The two stories that lead this week's section zoom in on a couple of consumer trends that are each difficult to spot - for very different reasons.

One reminds us that warfare spurs advances in high-tech that can worm their way into daily life.

The other reveals how one in-your-face facet of daily life - the barrage of marketers' messages - can seep into the politics of war.

First, a look at nanotechnology, the manipulating of atoms and molecules to create new materials, even microscopic tools.

Two years ago, writer Kelly Hearn covered a congressional hearing where an Army general described a nanotechnology-based armor he said would ultimately emerge. As thin as paper, it would supposedly stop a .38-caliber bullet fired at point-blank range.
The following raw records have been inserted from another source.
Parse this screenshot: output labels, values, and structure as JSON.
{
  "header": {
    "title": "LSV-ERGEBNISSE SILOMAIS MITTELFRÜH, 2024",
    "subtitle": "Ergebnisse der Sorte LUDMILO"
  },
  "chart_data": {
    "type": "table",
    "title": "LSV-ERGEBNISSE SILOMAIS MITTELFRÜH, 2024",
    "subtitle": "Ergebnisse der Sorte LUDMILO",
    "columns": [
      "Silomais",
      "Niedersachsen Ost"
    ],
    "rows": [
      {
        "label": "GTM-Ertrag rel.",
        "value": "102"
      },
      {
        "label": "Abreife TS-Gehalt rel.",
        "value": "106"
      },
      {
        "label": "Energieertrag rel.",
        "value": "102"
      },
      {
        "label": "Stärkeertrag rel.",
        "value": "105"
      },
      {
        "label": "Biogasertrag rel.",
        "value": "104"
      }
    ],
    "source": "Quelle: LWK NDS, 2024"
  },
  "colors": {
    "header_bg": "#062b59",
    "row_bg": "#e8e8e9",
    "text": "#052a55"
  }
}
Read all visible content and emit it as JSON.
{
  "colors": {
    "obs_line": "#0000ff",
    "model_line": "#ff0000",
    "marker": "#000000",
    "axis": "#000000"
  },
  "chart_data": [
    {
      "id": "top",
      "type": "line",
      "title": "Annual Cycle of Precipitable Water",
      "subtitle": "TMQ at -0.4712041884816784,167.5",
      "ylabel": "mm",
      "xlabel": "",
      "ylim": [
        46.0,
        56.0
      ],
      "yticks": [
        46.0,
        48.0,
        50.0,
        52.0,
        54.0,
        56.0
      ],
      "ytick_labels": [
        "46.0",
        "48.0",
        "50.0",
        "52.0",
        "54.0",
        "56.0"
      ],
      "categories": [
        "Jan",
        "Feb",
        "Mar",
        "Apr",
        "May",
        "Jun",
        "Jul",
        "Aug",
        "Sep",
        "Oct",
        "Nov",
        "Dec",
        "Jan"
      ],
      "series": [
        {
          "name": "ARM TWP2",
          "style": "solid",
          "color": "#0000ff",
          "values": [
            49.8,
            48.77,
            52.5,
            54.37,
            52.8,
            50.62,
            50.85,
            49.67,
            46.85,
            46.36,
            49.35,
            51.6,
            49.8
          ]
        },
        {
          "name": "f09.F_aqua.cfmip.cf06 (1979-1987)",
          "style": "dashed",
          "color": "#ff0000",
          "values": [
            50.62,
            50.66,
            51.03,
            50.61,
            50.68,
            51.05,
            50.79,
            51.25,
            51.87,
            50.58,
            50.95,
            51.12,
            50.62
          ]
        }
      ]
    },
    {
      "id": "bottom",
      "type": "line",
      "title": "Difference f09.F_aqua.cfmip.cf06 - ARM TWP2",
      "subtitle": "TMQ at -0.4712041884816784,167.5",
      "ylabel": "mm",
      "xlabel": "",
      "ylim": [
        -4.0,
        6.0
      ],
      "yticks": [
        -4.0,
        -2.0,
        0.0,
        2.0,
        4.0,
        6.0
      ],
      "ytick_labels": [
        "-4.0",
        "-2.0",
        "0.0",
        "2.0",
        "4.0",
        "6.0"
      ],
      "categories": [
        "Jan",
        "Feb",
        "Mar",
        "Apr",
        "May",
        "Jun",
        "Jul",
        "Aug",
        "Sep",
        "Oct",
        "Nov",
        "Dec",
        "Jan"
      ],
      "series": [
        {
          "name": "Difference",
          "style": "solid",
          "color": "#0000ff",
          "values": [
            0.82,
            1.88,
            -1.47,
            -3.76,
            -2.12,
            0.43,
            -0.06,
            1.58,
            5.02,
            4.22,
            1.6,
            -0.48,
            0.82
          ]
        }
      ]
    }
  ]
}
Unless it's now making some top-secret debut, the armor is not being used by our forces in Iraq. But Defense Department funding aimed at enabling such breakthroughs has spurred advances in car manufacturing, water filtration, sports gear, and many other areas.

In our second lead piece, consumer writer Noel Paul tracks Washington's moves to "brand" the current conflict in the months before its launch.

Not to be too reductionist about it, the US needed to replace an old "product," containment of Iraq, with a new one, Iraq's reinvention.

The Bush administration pitched its cause sometimes as an issue of disarmament, sometimes as one of a needed "regime change," and sometimes as both. It watched polls while doing what it felt it had to do politically.

We asked some marketers for an assessment of that campaign. With the benefit of hindsight, they found some room for improvement.